Sleep deprivation in general can cause the body to work abnormally. It affects your body’s ability to prepare your body for the next day.
Mr. Suranjit Chatterjee, Senior Consultant, Internal Medicine, Indraprastha Apollo Hospitals, Delhi, says at first glance, this is true to some extent, but not always. What people don’t realize is that sleep is a non-negotiable restorative process, so it also plays an important role in physical and mental health. A busy work schedule, increased stress and an unhealthy lifestyle can lead to irregular sleep patterns. It can lead to lifestyle problems such as low cholesterol and diabetes. There is a preconceived notion that cholesterol and diabetes are usually associated with genetic diseases and can only be caused by unhealthy eating habits and lifestyle. Short-term sleep deprivation can increase the risk of abnormal cholesterol levels and diabetes, according to a published report.
So let’s dig deeper into the impact of sleep on cholesterol and diabetes levels. It helps repair and recharge your body and mind. A hormone is released during sleep, which relaxes the body and lowers blood pressure and heart rate. However, Insomnia and circadian rhythm disturbances can make things go awry. Insomnia in general can cause the body to work abnormally. It affects your body’s ability to prepare your body for the next day.
Insomnia leads to elevated cholesterol and blood pressure. His 2009 study, entitled “Issue of Sleep,” found that men who slept less than six hours had higher levels of LDL cholesterol. Women who got about the same amount of snooze also had lower cholesterol levels. This shows that sleep has different effects on men and women. There is no doubt that obese people often have high cholesterol levels.
Sleep deprivation and diabetes
According to the Centers for Disease Control and Prevention (CDC), irregular patterns can increase insulin resistance in the body. A 2009 Diabetes Care report found that people with persistent insomnia are at increased risk of type 2 diabetes. Similarly, people with diabetes often experience sleep deprivation due to frequent nighttime urination. Lack of sleep has been shown to increase levels of the hunger hormone ghrelin and decrease levels of the satiety hormone leptin.

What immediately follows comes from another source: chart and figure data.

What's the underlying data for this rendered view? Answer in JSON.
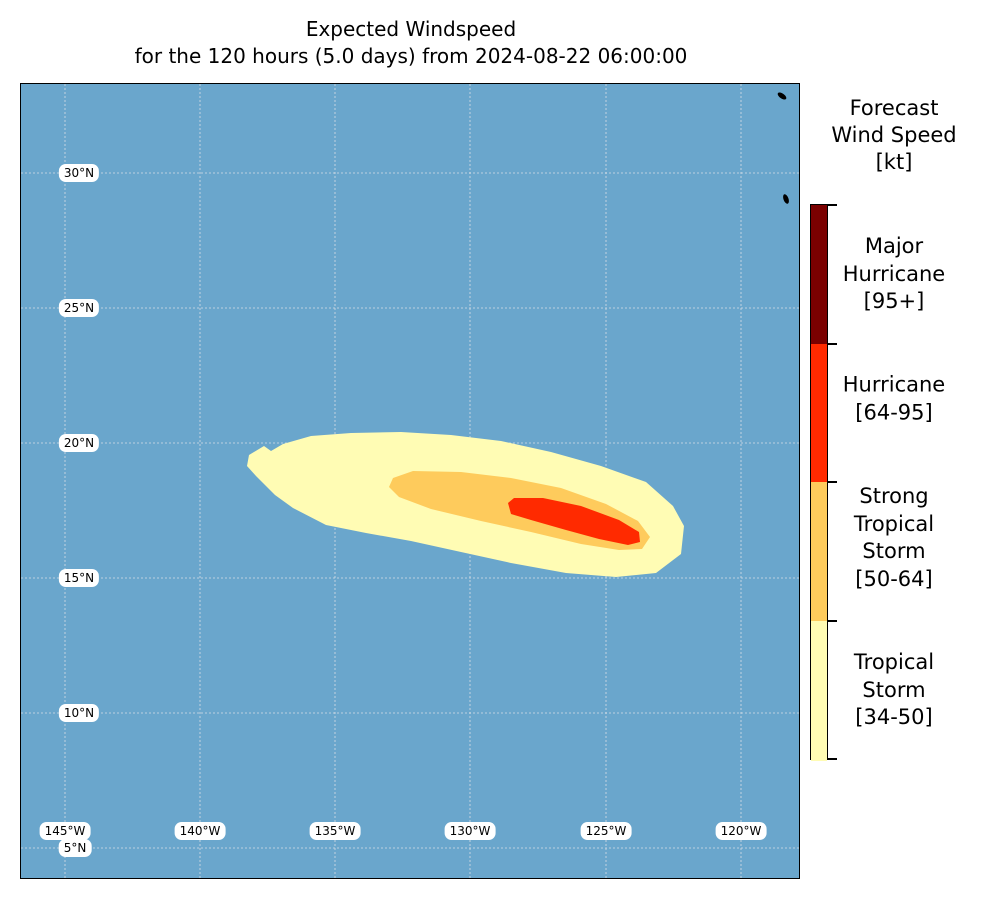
{
  "title": {
    "line1": "Expected Windspeed",
    "line2": "for the 120 hours (5.0 days) from 2024-08-22 06:00:00"
  },
  "map": {
    "ocean_color": "#6aa6cc",
    "grid_color": "#d8dee6",
    "lat_labels": [
      "30°N",
      "25°N",
      "20°N",
      "15°N",
      "10°N",
      "5°N"
    ],
    "lon_labels": [
      "145°W",
      "140°W",
      "135°W",
      "130°W",
      "125°W",
      "120°W"
    ],
    "wind_zones": [
      {
        "category": "Tropical Storm",
        "color": "#fffcb4"
      },
      {
        "category": "Strong Tropical Storm",
        "color": "#fecb5c"
      },
      {
        "category": "Hurricane",
        "color": "#ff2a00"
      }
    ]
  },
  "legend": {
    "title": [
      "Forecast",
      "Wind Speed",
      "[kt]"
    ],
    "categories": [
      {
        "lines": [
          "Major",
          "Hurricane",
          "[95+]"
        ],
        "color": "#7a0000"
      },
      {
        "lines": [
          "Hurricane",
          "[64-95]"
        ],
        "color": "#ff2a00"
      },
      {
        "lines": [
          "Strong",
          "Tropical",
          "Storm",
          "[50-64]"
        ],
        "color": "#fecb5c"
      },
      {
        "lines": [
          "Tropical",
          "Storm",
          "[34-50]"
        ],
        "color": "#fffcb4"
      }
    ]
  }
}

For this reason, people seek relief from foods that raise blood sugar levels. The American Academy of Sleep Medicine and the Sleep Research Society recommend that adults get at least seven to eight hours of snooze a day. Staying up late means binge-watching and eating, and often consumes junk food high in carbohydrates and sugar. All of which increase the risk of type 2 diabetes and obesity as well.
Hers is what you can do for a good night’s snooze.
Set a schedule
As with any routine, certain patterns will help you maintain a cycle of rest and activity. Going to bed at the same time every day and waking up on time will help you get a good night’s snooze.
Relax before bed
Properly relaxing your mind and body before bed can help you snooze like a baby. To do this, you need to put your phone aside at least half an hour before bedtime. Keep the room dark and quiet. Also, you can always read a good book or listen to soothing music that prepares you for a deep snooze. You should not binge watch any kind of entertainment one hour before bed.
Healthy eating and exercise are key
In addition to regular sleep, eating well and exercising regularly can help you sleep better. Eat a nutritious snack 4 hours before bed. 20-30 minutes of exercise is a must. When you exercise regularly it relaxes your body and give you good snooze.